Manycore architectures - hundreds to thousands of cores per processor - are seen by many as a natural evolution of multicore processors. To take advantage of this massive parallelism in practice requires a productive parallel programming model, and an efficient runtime for the scheduling and coordination of concurrent tasks. A critical prerequisite for an efficient runtime is a scalable synchronization mechanism to support task coordination at different levels of granularity. This paper describes the implementation of a high-level synchronization construct called phasers on the IBM Cyclops64 manycore processor, and compares phasers to lower-level synchronization primitives currently available to Cyclops64 programmers. Phasers support synchronization of dynamic tasks by allowing tasks to register and deregister with a phaser object. It provides a general unification of point-to-point and collective synchronizations with easy-to-use interfaces, thereby offering productivity advantages over hardware primitives when used on manycores.

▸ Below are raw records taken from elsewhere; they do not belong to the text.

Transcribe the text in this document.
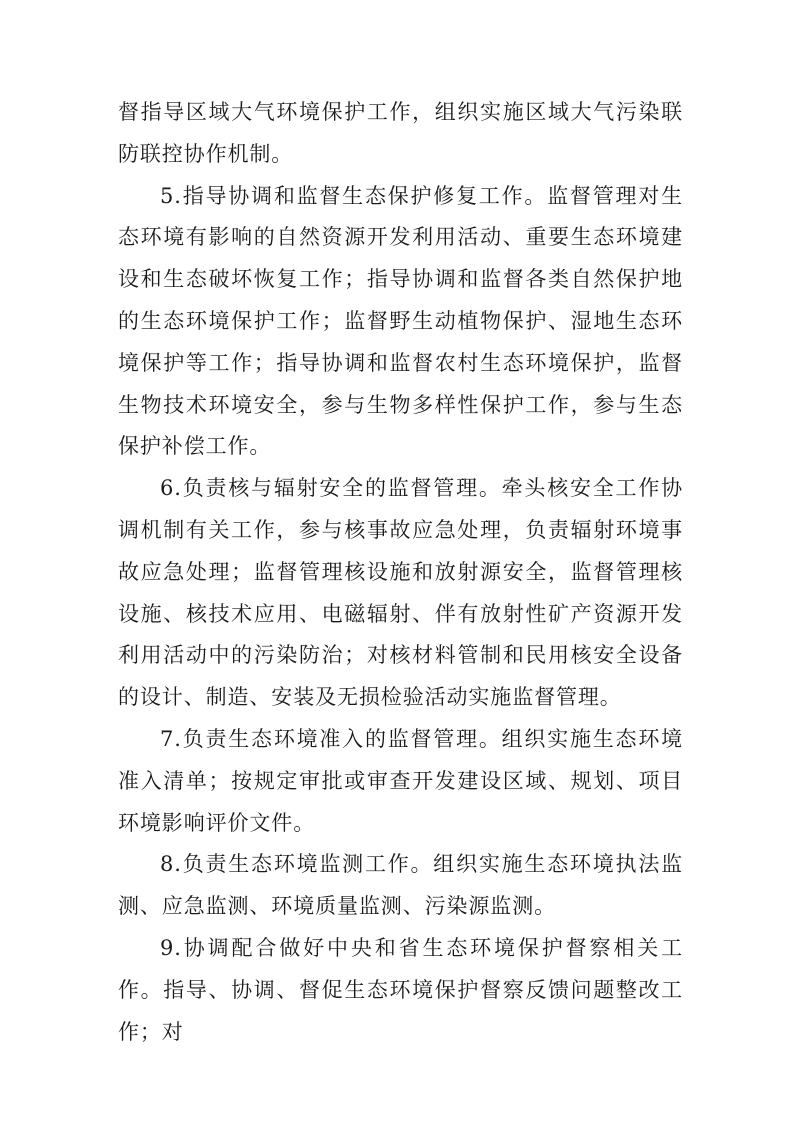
督指导区域大气环境保护工作，组织实施区域大气污染联防联控协作机制。

5.指导协调和监督生态保护修复工作。监督管理对生态环境有影响的自然资源开发利用活动、重要生态环境建设和生态破坏恢复工作；指导协调和监督各类自然保护地的生态环境保护工作；监督野生动植物保护、湿地生态环境保护等工作；指导协调和监督农村生态环境保护，监督生物技术环境安全，参与生物多样性保护工作，参与生态保护补偿工作。

6.负责核与辐射安全的监督管理。牵头核安全工作协调机制有关工作，参与核事故应急处理，负责辐射环境事故应急处理；监督管理核设施和放射源安全，监督管理核设施、核技术应用、电磁辐射、伴有放射性矿产资源开发利用活动中的污染防治；对核材料管制和民用核安全设备的设计、制造、安装及无损检验活动实施监督管理。

7.负责生态环境准入的监督管理。组织实施生态环境准入清单；按规定审批或审查开发建设区域、规划、项目环境影响评价文件。

8.负责生态环境监测工作。组织实施生态环境执法监测、应急监测、环境质量监测、污染源监测。

9.协调配合做好中央和省生态环境保护督察相关工作。指导、协调、督促生态环境保护督察反馈问题整改工作；对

We have experimented with several approaches to phaser implementation using software, hardware and a combination of both to explore their portability and performance. The results show that a highly-optimized phaser implementation delivered comparable performance to that obtained with lower-level synchronization primitives. We also demonstrate the success of the hardware optimizations proposed for phasers.